1. Remind me- what is produced (and how much) at the end of glycolysis? (3)
2. How many carbons are there in the original glucose molecule? (1)
3. How is the substance triose phosphate produced during glycolysis?(1)
4. What is another name (and abbreviation) for triose phosphate? (2)
5. Triose phosphate is then 'oxidised' to form another 3-carbon substance before we get to pyruvate.(for A level we only need to note one-though there are several!) Name the substance and give its abbreviation. (2)
6. What gaseous substance is produced by the oxidation of GALP? (1)
7. Name the substance that 'mops up' your answer to 6. Which vitamin is vital for this substance to be present?(2)
8. Name the process whereby the glucose molecule's activation energy is overcome. (1)
9. What does your answer to 9 actually mean in chemical terms? (2)
10. When during glycolysis, is ATP formed? (2)
11. Where in the cell does glycolysis happen? (1)
12. How much ATP do you think there is in the human body- 1g, 5g, 50g, 500g, 1kg? What are the implications of this? (2)

20- excellent. Carry on to the next quiz-'Going deeper with Hans'

Below 15 - keep going over the questions, writing your answers down, until you get 20!

1. 2 molecules of ATP (NET); and 2 molecules of pyruvate; from one molecule of glucose;
2. Six - it is shown as 6C;
3. By splitting the original 6C glucose into two 3 carbon molecules of triose phosphate;
4. Glyceraldehyde-3-phosphate; or GALP; (note the '3-phosphate' part of GALP is where the name 'triose phosphate' comes from.

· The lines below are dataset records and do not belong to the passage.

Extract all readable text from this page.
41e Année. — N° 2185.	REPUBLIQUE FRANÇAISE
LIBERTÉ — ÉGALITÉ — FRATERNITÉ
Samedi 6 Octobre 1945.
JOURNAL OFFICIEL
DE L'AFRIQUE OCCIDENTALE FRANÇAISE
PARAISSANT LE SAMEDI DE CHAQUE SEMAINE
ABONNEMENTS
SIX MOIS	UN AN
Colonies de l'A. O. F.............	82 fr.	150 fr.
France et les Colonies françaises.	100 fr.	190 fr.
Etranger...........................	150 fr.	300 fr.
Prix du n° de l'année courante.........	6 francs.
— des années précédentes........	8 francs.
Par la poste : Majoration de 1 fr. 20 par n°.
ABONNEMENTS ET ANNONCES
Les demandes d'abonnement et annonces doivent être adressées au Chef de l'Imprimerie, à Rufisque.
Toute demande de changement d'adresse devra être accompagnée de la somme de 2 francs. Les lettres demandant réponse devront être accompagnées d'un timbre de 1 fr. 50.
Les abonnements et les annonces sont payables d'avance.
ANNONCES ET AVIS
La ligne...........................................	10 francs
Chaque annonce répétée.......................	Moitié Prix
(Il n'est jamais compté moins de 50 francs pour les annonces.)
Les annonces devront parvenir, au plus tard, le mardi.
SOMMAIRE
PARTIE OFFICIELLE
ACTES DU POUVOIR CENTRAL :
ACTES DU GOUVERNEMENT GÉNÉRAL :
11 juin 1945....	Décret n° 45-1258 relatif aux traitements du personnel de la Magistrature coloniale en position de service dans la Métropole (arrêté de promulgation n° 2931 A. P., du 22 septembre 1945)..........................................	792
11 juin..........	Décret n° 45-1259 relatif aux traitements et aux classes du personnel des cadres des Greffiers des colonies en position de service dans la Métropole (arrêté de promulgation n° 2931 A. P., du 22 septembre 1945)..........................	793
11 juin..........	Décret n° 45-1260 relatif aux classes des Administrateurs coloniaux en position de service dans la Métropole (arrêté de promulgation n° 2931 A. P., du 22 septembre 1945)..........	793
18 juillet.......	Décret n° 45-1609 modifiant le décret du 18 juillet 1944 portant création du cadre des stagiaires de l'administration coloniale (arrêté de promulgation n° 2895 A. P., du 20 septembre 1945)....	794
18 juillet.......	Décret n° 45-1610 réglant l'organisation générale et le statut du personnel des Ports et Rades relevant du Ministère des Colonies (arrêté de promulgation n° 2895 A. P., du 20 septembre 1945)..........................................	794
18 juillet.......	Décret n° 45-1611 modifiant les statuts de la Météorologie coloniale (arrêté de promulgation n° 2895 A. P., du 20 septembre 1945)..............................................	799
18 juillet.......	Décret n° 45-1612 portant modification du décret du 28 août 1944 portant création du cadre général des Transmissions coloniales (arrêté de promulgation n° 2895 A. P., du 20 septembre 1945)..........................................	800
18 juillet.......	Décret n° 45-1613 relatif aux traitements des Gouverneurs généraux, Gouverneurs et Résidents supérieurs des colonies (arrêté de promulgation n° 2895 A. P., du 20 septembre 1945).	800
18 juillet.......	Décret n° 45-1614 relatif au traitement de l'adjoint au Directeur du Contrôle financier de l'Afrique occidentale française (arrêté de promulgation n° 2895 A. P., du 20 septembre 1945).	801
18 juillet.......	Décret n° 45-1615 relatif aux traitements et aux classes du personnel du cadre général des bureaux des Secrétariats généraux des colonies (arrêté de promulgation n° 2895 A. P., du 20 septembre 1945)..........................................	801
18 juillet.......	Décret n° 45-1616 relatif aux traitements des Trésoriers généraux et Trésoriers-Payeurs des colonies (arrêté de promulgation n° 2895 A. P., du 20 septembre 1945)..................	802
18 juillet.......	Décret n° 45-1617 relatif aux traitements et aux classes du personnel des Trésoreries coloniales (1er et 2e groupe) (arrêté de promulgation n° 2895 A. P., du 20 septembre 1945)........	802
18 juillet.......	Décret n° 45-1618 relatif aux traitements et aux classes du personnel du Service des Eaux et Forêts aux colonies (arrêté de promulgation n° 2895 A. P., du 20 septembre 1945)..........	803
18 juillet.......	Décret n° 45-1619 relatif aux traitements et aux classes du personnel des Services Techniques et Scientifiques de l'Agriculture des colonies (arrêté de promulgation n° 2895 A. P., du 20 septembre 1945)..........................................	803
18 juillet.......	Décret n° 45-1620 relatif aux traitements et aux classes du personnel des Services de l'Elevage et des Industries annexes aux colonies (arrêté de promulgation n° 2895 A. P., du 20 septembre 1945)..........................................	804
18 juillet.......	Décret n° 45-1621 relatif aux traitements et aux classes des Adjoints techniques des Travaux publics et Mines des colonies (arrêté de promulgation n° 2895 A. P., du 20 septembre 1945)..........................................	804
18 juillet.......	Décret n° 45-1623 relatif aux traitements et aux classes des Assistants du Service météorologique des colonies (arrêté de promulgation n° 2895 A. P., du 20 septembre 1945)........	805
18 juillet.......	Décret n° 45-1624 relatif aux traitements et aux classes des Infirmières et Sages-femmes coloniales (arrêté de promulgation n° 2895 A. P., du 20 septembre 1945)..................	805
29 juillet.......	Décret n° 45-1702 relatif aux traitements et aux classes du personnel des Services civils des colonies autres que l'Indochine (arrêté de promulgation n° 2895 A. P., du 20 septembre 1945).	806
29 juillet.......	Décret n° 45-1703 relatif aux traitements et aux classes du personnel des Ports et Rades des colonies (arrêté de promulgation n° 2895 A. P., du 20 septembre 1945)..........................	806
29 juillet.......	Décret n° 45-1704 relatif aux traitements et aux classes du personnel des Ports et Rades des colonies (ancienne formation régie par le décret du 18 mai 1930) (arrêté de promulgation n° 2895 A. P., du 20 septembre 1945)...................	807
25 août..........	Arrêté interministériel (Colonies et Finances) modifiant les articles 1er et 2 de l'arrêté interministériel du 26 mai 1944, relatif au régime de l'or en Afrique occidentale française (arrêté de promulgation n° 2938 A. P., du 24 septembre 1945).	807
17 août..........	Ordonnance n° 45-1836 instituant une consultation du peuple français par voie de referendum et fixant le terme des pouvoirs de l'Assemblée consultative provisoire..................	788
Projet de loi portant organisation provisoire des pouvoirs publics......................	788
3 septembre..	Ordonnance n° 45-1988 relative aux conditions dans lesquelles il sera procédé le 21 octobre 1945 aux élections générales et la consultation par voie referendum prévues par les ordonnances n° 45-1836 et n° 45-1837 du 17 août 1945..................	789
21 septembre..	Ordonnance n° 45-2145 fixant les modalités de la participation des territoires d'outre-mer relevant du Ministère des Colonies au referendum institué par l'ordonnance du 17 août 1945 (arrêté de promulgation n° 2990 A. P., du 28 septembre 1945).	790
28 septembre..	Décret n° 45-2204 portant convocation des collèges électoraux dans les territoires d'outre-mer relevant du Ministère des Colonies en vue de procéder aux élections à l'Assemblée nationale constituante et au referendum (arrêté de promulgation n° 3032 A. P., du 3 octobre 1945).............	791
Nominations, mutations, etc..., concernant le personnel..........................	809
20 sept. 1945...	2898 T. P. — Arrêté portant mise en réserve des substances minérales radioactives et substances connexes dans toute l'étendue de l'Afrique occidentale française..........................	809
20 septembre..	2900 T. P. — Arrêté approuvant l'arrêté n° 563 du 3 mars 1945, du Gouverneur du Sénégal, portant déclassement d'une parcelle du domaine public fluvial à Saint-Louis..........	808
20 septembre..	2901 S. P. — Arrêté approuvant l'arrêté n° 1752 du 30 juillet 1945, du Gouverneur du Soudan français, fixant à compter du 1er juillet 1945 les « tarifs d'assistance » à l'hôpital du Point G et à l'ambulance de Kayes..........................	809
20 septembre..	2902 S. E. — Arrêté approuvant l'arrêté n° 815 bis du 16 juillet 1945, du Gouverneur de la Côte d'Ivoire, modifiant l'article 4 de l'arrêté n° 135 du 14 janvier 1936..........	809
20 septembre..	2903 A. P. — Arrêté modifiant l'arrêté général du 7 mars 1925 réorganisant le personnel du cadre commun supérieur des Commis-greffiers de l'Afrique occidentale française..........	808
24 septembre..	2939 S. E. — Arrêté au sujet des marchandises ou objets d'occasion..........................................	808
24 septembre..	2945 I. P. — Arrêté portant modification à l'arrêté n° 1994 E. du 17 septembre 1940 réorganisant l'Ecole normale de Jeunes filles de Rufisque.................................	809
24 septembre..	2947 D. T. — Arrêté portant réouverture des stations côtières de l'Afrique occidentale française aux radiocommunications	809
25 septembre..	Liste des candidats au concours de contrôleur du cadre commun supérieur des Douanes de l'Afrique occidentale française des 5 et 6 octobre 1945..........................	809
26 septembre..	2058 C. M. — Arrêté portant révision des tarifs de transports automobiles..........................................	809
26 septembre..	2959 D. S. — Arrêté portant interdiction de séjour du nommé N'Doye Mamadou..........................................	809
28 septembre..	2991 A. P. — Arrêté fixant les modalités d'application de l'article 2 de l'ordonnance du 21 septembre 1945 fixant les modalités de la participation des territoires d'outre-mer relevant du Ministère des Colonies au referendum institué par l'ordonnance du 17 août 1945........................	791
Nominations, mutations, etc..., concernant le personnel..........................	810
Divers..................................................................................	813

In other words it has 3 (tri) phosphates.)
5. Glycerate-3-phosphate; GP;
6. Hydrogen;
7. NAD⁺ (becomes NADH); NAD (nicotinamide adenine dinucleotide) is derived from the B vitamin nicotinic acid; check if you need to know about this vitamin in your human biology units-remember synoptic questions!
8. Phosphorylation;
9. A phosphate molecule is added to the glucose molecule; it is derived from ATP; (which now becomes ADP due to the loss of one phosphate)
10. During the conversion of GALP to GP; and during the conversion of GP to pyruvate;
11. Cytosol; (you may get away with 'cytoplasm'-though this really refers to everything, including organelles, that is between the nucleus and cell surface membrane).
12. Around 50g;. You may not be directly asked this, but it follows that as we use about 140kg of ATP daily there must be an incredible rate of turnover, breakdown and regeneration! ATP really is a 'short-term energy store'. It's an important principle to remember.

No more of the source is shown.